Neil Newton’s recent analytical article “An Aspect of Functional Harmony in Schoenberg's Early Post-Tonal Music” appears in the Music Analysis vol. 33, 1 (sub. req.). In his analysis, which pays special attention to Schoenberg’s Op. 19/iii, Newton challenges two accepted views about Schoenberg’s post-tonal music, namely that is “…non-functional, and that there was a complete break from the tonal music that preceded it.” With characteristic wit, Newton questions these common assumptions.
“It does not seem likely to me that functional harmony should have entirely disappeared the day Schoenberg ‘freed music from the shackles of tonality’ (Schoenberg 1975, p. 88), or that when the tonal clock struck midnight, tension and release turned into a pumpkin.”

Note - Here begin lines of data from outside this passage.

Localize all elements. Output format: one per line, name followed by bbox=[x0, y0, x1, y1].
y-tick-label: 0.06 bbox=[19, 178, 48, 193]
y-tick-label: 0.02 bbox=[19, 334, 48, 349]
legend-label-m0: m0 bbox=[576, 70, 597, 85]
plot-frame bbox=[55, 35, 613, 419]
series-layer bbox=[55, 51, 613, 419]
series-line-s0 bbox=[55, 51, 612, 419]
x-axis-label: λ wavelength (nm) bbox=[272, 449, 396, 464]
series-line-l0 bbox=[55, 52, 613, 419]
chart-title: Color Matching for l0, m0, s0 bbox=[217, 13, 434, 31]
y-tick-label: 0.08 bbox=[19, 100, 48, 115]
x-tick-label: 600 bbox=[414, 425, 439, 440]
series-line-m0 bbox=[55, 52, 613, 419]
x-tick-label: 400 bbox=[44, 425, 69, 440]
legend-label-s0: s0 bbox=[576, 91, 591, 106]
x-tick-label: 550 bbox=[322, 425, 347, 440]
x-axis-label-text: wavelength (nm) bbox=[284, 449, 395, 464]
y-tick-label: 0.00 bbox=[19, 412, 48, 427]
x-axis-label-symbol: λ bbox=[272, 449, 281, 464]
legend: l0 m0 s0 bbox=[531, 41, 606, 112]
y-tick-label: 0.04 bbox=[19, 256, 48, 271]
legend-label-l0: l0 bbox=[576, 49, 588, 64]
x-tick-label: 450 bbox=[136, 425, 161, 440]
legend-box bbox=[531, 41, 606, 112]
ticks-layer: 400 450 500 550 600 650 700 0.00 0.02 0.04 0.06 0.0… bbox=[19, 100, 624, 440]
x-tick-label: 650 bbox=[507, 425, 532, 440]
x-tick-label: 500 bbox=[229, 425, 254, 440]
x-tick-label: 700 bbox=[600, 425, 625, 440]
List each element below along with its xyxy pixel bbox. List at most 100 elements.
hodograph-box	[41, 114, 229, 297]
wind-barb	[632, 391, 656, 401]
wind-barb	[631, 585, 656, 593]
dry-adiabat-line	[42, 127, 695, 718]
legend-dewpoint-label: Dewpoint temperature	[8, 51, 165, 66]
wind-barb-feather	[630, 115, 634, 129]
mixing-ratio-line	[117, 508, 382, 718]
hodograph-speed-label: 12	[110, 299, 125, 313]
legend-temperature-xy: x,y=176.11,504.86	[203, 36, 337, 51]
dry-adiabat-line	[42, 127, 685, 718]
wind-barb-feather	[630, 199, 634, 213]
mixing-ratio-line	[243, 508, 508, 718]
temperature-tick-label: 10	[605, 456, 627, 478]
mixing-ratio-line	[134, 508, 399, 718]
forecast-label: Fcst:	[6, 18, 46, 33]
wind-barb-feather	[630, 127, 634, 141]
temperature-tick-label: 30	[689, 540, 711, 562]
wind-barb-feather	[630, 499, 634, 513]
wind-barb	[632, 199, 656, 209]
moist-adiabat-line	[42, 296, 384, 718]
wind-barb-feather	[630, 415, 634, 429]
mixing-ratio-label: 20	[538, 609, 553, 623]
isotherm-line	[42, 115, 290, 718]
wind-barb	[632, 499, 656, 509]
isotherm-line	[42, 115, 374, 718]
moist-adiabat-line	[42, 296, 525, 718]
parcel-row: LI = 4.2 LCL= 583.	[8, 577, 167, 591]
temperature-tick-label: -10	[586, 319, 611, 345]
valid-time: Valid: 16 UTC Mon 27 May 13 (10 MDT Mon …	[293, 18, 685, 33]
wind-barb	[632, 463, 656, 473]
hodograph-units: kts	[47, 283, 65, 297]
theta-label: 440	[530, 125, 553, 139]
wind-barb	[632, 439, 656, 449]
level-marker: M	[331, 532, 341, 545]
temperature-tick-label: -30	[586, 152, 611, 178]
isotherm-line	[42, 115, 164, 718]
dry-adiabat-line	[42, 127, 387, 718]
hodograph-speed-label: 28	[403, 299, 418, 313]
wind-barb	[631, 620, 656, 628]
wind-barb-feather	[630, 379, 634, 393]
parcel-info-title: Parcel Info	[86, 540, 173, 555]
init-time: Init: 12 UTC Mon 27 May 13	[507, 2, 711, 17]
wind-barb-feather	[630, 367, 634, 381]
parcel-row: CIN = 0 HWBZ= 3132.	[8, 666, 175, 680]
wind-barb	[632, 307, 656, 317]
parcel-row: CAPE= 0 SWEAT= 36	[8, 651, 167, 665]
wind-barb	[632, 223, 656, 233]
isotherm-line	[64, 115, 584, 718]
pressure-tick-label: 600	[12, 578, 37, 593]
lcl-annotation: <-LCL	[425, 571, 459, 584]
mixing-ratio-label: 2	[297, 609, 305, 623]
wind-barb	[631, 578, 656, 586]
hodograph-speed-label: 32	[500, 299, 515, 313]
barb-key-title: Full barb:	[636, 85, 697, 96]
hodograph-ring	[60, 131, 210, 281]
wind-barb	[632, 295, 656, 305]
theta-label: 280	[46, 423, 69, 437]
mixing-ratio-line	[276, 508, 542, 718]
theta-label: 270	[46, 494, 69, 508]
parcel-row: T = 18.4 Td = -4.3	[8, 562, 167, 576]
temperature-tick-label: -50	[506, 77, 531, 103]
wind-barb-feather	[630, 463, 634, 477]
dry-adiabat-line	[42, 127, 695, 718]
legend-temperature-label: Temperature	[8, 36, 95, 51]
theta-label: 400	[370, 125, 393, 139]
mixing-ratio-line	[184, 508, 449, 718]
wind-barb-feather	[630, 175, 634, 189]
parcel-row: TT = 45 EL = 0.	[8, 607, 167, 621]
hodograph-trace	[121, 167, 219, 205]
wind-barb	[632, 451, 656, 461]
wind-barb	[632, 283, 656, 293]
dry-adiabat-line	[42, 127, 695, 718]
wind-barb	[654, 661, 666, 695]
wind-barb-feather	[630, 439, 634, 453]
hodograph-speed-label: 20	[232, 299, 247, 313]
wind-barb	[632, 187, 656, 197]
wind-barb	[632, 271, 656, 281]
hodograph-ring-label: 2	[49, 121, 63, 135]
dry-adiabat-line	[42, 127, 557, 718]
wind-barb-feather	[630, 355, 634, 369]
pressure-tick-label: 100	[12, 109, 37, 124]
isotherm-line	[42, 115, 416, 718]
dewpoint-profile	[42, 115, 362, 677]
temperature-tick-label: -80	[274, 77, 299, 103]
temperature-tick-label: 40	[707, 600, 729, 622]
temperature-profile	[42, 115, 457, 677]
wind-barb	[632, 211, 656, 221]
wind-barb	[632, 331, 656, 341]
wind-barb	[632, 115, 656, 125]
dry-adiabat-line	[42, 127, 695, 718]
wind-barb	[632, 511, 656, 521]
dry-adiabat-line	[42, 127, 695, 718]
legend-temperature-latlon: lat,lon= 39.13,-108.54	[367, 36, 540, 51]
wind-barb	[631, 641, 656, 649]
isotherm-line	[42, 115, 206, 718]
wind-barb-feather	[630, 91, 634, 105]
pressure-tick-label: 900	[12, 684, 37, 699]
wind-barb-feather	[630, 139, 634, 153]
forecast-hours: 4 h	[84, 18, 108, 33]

Newton then proceeds to demonstrate how
“… there are aspects of functional voice leading, derived from tonality, that are still present in Schoenberg's early post-tonal music. Furthermore, this functional harmony also helps to communicate the form of the piece and to supply closure.”
First identifying common “succession tendencies” in tonal harmony (such as the diminished fifth/augmented fourth), Newton then shows where these succession tendencies occur in Schoenberg’s early post-tonal works, establishing moments of tension and release in ways analogous to tonal harmony.
Newton’s work on the music of Schoenberg underscores the continuity between Schoenberg’s music and the tonal tradition. In doing so, he contributes to a deeper appreciation for a composer whose work is still too often misunderstood.